III. Magnetic field of a segment and of a square loop
(i) Consider segment of length a located at -a/2 < z < a/2
where flows a upward constant electric current I. Find the induced
magnetic field at any point in the plane z = 0 (Hint: Use cylindrical
coordinates).
(ii) Consider now a square loop with side length a, located on the
z = 0 plane, with vertex points ($\frac{a}{2}$,$\frac{a}{2}$,0), (-$\frac{a}{2}$,$\frac{a}{2}$,0), ($\frac{a}{2}$,-$\frac{a}{2}$,0),
and (-$\frac{a}{2}$,-$\frac{a}{2}$,0).
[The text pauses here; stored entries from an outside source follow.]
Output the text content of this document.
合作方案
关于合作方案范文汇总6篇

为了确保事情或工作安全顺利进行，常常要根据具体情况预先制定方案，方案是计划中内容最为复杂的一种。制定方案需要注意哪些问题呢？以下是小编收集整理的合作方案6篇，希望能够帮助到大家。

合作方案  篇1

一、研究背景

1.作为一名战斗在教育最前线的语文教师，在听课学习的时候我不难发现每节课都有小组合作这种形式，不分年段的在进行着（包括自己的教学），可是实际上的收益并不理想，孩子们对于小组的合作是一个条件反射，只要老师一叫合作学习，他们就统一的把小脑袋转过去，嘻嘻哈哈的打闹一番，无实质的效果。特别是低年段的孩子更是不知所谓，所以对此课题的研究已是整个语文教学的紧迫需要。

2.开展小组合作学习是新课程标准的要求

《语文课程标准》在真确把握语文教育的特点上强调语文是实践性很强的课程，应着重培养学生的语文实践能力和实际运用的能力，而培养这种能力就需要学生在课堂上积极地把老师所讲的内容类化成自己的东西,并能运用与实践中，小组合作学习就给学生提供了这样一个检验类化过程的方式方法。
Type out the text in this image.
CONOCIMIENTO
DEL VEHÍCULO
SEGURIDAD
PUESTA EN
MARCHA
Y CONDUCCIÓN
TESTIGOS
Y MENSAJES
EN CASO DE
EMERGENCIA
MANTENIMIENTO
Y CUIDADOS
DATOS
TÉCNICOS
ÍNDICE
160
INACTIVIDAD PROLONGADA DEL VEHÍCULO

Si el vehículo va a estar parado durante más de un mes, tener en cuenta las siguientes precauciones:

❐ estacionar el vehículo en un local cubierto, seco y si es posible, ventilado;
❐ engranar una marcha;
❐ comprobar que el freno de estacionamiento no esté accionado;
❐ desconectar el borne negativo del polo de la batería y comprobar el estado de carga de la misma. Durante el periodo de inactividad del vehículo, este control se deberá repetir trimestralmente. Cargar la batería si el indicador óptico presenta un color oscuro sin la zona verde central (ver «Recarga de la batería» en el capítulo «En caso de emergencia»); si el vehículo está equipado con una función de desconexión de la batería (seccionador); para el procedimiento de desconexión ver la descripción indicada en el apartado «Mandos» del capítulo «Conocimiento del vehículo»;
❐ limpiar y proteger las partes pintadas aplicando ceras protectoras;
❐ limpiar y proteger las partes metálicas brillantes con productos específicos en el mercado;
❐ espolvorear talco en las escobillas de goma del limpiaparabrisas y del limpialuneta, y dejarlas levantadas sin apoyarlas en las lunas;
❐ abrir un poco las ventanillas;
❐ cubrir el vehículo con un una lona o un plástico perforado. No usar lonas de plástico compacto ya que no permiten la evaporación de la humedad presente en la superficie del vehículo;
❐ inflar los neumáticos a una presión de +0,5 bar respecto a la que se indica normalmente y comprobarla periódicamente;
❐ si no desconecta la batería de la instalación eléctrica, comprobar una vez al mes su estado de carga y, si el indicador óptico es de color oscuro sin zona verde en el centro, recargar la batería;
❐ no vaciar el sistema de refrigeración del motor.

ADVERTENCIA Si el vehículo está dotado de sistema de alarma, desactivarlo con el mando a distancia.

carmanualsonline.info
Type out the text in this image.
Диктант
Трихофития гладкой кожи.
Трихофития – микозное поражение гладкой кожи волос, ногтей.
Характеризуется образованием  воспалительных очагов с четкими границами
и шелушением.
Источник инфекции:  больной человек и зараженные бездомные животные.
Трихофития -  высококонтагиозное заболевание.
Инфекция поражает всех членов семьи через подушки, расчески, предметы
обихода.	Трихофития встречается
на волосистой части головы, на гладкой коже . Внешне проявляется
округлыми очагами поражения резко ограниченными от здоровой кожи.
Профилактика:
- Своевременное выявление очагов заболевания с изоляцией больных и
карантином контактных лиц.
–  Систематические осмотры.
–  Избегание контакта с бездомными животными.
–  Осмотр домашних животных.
A counterclockwise current I is flowing in the
loop. Using the result of (i), find the magnetic field created in any
point of the z-axis (Hint: make a figure to visualize the problem).
Answer: (i) $B = \frac{\mu_0 I}{2\pi r} \left\{\frac{a}{2} \left[r^2 + \left(\frac{a}{2}\right)^2\right]^{-1/2}\right\}e_\phi$
(ii) $B = \frac{\mu_0 I}{2\pi} \left\{a^2 \left[z^2 + \frac{a^2}{4}\right]^{-1} \left[z^2 + \frac{a^2}{2}\right]^{-1/2}\right\}e_z$.